Minogue doubles down on it throughout the remainder of the album. ‘Last Chance’ struts effortlessly from start to finish, ‘I Love It’ keeps you spinning and ‘Unstoppable’ offers a relatively muted, slap-bass tinged moment on an album of wall-to-wall dance floor anthems. She strikes lightning twice with the double whammy of ‘Where Does The DJ Go?’ and ‘Dance Floor Darling’, as you can practically see her flanked with dancers delivering strong and swift legwork on stage in the (hopefully) not-too-distant future. While the former is drenched in bulleting guitars and electrifying strings, the latter explodes in colour and glitter.

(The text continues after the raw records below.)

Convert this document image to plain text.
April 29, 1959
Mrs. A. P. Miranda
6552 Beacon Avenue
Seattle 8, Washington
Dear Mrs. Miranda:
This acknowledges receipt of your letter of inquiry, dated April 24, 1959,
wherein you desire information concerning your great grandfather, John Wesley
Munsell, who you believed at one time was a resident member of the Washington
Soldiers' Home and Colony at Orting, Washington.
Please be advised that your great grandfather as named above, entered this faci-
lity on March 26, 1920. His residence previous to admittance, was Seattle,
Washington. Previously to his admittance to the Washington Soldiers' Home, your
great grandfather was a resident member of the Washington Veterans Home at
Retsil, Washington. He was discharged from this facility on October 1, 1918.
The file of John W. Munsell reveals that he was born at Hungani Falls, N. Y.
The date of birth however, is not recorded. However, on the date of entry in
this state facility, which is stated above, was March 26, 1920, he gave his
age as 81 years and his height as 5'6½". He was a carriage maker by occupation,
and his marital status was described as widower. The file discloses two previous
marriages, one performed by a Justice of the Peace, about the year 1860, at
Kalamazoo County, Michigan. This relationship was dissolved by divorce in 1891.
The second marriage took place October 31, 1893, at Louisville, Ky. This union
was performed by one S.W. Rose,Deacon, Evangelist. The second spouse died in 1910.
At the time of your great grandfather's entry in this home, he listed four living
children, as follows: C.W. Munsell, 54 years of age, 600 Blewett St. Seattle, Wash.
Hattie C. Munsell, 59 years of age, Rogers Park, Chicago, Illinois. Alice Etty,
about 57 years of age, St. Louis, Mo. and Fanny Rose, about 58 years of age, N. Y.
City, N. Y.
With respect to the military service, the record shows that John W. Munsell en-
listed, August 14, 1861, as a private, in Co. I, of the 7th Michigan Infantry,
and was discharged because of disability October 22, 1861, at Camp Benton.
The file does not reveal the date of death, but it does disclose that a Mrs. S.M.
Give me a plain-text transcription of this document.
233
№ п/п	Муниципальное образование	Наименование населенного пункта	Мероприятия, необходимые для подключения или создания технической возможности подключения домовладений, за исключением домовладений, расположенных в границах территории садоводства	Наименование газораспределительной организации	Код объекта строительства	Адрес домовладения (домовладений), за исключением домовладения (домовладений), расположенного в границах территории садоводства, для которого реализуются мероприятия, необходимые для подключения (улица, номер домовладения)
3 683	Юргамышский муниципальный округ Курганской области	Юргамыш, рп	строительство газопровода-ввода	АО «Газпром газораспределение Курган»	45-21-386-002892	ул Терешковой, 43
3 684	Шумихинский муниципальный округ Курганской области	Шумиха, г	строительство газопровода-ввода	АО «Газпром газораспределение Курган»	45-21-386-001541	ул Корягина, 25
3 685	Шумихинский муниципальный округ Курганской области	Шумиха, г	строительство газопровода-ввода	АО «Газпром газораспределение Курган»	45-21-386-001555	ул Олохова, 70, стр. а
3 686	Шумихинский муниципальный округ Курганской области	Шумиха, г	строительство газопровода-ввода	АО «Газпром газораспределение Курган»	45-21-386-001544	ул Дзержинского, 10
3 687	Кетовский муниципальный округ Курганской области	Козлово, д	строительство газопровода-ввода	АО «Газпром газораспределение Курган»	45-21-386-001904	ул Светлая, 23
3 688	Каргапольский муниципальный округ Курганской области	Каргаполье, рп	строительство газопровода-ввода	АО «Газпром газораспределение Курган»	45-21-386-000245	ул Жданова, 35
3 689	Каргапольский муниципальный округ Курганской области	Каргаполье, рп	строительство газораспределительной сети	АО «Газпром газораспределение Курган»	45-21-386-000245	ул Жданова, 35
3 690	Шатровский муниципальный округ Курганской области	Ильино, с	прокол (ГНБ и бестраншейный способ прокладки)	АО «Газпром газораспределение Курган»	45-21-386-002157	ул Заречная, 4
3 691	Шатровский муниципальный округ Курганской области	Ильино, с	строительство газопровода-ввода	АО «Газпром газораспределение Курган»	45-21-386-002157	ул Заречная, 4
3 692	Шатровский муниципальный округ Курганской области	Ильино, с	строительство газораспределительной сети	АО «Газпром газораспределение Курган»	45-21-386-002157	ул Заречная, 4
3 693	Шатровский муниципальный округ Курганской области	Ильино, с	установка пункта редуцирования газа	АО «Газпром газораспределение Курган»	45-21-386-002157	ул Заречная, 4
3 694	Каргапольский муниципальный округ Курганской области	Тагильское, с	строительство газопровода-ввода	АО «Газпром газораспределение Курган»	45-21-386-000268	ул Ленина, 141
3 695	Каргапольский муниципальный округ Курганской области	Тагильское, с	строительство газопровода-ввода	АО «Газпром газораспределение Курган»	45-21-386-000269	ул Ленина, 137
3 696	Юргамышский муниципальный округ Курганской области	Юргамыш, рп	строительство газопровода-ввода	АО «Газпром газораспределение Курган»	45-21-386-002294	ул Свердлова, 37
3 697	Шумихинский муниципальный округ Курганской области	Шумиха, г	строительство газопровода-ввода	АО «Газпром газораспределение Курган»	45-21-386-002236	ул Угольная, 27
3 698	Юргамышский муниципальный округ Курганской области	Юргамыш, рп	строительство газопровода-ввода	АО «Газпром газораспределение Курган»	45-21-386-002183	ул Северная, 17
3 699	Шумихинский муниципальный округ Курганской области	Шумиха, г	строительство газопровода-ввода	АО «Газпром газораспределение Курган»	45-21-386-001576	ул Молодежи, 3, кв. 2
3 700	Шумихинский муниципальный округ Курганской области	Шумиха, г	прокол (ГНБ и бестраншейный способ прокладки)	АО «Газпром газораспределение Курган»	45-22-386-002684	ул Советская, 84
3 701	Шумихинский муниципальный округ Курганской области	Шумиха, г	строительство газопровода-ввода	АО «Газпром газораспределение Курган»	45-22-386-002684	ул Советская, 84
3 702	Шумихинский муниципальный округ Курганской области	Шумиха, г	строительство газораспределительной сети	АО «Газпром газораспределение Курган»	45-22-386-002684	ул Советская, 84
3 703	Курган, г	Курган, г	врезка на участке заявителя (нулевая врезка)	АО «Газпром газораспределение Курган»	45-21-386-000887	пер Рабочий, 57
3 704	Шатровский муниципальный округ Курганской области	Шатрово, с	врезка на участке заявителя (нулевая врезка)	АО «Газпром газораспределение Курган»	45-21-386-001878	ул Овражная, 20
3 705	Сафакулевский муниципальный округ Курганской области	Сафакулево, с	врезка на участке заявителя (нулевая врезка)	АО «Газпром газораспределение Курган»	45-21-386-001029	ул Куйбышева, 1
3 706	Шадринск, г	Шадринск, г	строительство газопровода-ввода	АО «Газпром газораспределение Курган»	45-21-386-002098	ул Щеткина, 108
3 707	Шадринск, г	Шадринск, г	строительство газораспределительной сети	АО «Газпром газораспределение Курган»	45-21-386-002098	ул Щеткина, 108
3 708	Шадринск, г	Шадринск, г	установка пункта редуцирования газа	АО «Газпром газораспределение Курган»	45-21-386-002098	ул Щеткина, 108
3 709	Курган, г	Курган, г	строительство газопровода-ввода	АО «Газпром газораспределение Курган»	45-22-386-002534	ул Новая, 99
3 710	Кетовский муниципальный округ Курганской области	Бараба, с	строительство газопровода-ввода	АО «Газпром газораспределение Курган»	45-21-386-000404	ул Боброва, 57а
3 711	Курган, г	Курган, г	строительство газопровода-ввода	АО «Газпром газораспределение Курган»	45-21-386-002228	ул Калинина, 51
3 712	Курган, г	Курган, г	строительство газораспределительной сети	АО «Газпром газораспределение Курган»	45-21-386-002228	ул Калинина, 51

Akin to something Carly Rae Jepsen might do, ‘Dance Floor Darling’ refracts every beam of light upon Minogue, offering a hypnotising technicolour display as this magic carpet ride, sadly, is about to end.
DISCO comes to its close with ‘Celebrate You’, a self-empowerment anthem worth screaming and hugging to, similar to that of Katy Perry’s ‘Firework’. “Everything I like about myself is better with you/Scream it to the world like what the hell” is as loaded of a lyric as the one DISCO opened with. 2020 has seen us all scream “what the hell” at the universe, pleading with whatever deity may exist to give us a break. Finally answering our calls, Kylie Minogue – an undisputed global pop goddess – has descended from the heavens with big hair and bigger dreams. She grabs you by the hand as you soar through 40 minutes of delicious and irresistible disco-infused pop, before planting your feet firmly in the clouds and dancing among all that is celestial.
DISCO is Kylie Minogue’s best album in at least a decade, and it’s an album that will go down as a Kylie classic as well as one of modern pop. If you didn’t believe in magic before, DISCO has 12 different ways to prove you wrong.